Another treatment for liver cancer is radiofrequency ablation (RFA). Currently, RFA is performed with CT. Niedzwiecki expects that with flat-panel CT-like technology, the venue for the procedure could change to the interventional suite because radiologists will be able to better guide the needles that deliver the therapy under a combination of fluoroscopy and flat-panel CT-like images.

Rajiv Gupta, MD, PhD, director of the Volume CT Lab at Massachusetts General Hospital in Boston, who is working with the Siemens flat-panel detector technology, sees future applications in musculoskeletal imaging. He has been experimenting with imaging the trabecular structure of bone—the spongy bone that makes up the interior of most bones—in animals. “You get very nice details of the trabecular bone,” he says. “With the spatial resolution available using this technology, we can assess fracture healing, effect of medications on the skeleton, and other pathologies such as osteoporosis.”

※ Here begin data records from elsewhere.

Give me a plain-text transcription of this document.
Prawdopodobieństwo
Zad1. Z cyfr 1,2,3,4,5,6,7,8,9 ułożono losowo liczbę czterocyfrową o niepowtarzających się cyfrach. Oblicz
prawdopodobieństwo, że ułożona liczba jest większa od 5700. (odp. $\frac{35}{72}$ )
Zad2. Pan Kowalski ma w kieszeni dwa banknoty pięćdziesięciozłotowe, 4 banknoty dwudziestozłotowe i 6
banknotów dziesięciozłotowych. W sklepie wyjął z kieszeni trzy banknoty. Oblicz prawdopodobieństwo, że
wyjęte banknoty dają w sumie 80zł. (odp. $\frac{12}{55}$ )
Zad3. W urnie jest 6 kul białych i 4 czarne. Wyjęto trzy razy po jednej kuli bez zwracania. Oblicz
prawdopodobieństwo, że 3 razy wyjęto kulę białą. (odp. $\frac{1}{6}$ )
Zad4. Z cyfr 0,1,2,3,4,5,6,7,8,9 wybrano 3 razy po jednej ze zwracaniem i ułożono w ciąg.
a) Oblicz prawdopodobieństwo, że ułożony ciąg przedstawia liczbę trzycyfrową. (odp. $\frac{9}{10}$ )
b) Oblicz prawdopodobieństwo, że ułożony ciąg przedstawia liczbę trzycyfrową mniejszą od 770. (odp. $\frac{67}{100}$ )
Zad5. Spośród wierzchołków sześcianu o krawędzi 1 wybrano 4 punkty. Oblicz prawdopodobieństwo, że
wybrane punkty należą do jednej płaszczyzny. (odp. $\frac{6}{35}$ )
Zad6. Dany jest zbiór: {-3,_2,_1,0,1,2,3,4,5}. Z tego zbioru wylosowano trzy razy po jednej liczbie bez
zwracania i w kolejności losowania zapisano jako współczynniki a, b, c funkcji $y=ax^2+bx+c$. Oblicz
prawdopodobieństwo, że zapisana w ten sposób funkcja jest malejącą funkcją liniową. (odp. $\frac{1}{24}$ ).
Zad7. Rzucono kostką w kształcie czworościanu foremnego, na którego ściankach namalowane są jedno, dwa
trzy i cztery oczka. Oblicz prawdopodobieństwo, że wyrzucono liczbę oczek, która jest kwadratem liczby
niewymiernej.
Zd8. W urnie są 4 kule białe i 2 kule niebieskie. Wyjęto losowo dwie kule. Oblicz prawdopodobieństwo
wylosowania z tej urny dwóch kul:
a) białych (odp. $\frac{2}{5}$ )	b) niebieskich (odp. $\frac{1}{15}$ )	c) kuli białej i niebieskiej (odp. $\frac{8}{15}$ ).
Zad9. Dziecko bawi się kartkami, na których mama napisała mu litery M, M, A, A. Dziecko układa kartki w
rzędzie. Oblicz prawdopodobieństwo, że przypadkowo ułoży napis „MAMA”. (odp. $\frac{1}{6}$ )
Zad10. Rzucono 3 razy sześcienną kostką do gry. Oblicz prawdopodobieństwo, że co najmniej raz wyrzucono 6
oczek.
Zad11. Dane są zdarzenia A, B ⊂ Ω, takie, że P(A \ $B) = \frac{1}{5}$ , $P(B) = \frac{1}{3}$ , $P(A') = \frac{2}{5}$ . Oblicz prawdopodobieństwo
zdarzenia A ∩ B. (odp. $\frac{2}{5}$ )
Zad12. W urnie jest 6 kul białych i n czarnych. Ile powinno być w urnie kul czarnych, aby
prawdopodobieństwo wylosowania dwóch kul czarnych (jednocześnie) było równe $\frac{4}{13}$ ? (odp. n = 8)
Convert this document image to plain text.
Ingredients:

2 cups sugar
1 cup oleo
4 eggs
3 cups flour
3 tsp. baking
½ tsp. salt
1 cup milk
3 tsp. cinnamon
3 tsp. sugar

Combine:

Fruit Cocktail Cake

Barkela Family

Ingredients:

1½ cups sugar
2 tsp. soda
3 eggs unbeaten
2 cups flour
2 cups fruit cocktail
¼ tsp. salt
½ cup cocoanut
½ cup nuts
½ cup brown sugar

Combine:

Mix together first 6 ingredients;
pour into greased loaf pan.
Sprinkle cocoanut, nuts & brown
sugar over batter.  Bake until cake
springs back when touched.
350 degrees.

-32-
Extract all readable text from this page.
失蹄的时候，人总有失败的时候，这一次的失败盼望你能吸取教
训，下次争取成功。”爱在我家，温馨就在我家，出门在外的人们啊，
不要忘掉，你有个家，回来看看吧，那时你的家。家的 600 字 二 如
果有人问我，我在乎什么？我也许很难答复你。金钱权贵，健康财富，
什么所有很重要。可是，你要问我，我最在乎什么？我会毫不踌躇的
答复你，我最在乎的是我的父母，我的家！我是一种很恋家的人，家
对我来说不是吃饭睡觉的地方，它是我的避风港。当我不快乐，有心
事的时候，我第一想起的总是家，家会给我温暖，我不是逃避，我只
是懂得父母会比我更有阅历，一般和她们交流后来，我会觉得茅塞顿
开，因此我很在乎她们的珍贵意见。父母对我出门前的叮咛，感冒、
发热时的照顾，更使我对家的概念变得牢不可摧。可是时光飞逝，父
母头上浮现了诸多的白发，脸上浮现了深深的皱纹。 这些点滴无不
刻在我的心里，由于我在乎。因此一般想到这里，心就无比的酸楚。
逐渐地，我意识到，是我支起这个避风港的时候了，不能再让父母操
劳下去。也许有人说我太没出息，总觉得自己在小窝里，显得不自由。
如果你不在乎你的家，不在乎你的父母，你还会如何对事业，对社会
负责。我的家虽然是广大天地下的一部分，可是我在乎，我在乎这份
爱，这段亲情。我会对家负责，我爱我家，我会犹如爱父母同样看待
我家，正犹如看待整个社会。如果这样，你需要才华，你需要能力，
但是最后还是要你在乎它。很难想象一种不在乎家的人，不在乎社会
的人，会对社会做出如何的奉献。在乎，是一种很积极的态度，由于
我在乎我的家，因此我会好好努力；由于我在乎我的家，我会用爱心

Also, Rajiv Gupta also expects the flat-panel detector to eventually play a major role in functional or volume perfusion studies and dynamic imaging of temporally evolving processes. Because each rotation of the gantry acquires a complete volumetric data set, by continuously spinning the gantry, it is possible to observe the dynamics of a contrast of bolus as it passes through the vascular system, he says. With further improvements in temporal resolution, it should be possible to detect partial or complete coronary artery blockages. “The scanners also enable you to see the composition of atherosclerotic plaque in the vascular system and coronary arteries, and the micro-circulation of the cardiac muscle,” he says.

Another potential advantage to the flat-panel detector technology is that it may prove safer for the patient and physician because procedures may require less radiation. Traditionally, interventional radiologists spend a lot of time and radiation just hunting for the artery they are treating, Atul Gupta says. “The reason you potentially use less radiation with flat-panel technology is that you spend less time hunting for the artery,” he says.

With flat-panel 3-D technology, “right from the get-go you can do a 3-D scan. My Philips system takes exactly four seconds from start to finish to create the 3-D angiogram—the fastest system currently available. Those four seconds could potentially save a half an hour or an hour of searching for a vessel later. You know right away exactly what angle and what projection you need to find the artery,” Atul Gupta says. “It makes the rest of the procedure go very, very quickly. You no longer have to hunt and seek to find the artery. You’re no longer blindly passing a needle several times looking for something.”

It’s also a safer way of doing interventional procedures, Atul Gupta says, “because every time you pass a needle, there is the risk of bleeding.”

Even though interventional radiologists wear lead, they still get hit with scatter radiation that bounces off the patient. X-ray exposure is cumulative. Flat-panel technology, by the nature of its construction, uses less radiation to get the same or better images compared with standard image intensifiers, Niedzwiecki says. “So baseline, there is less radiation to the patient and physician.” Additionally, if flat-panel detector technology allows the radiologist to perform procedures with more accuracy, they will take less time and therefore further reduce the exposure to radiation to the patient as well as the physician, Niedzwiecki says.

Niedzwiecki expects that in the next two to three years, flat-panel detector technology will begin to replace the image intensifiers now found in angiography suites. “There may be a used market for image intensifiers, but you won’t see anybody buying them new,” he says.

The life expectancy of angiography suite equipment is approximately 10 years, Niedzwiecki says. So when physicians need to replace their imaging equipment, they are likely to opt for the newest technology.

Racadio agrees that flat-panel CT-like detectors “will set the stage for broad changes in the practice of interventional radiology. Within the next couple of years, everyone is going to have this and it’s going to change how and what we are capable of doing.”

— Beth W. Orenstein is a freelance medical writer who lives in Northampton, Pa., and is a regular contributor to Radiology Today.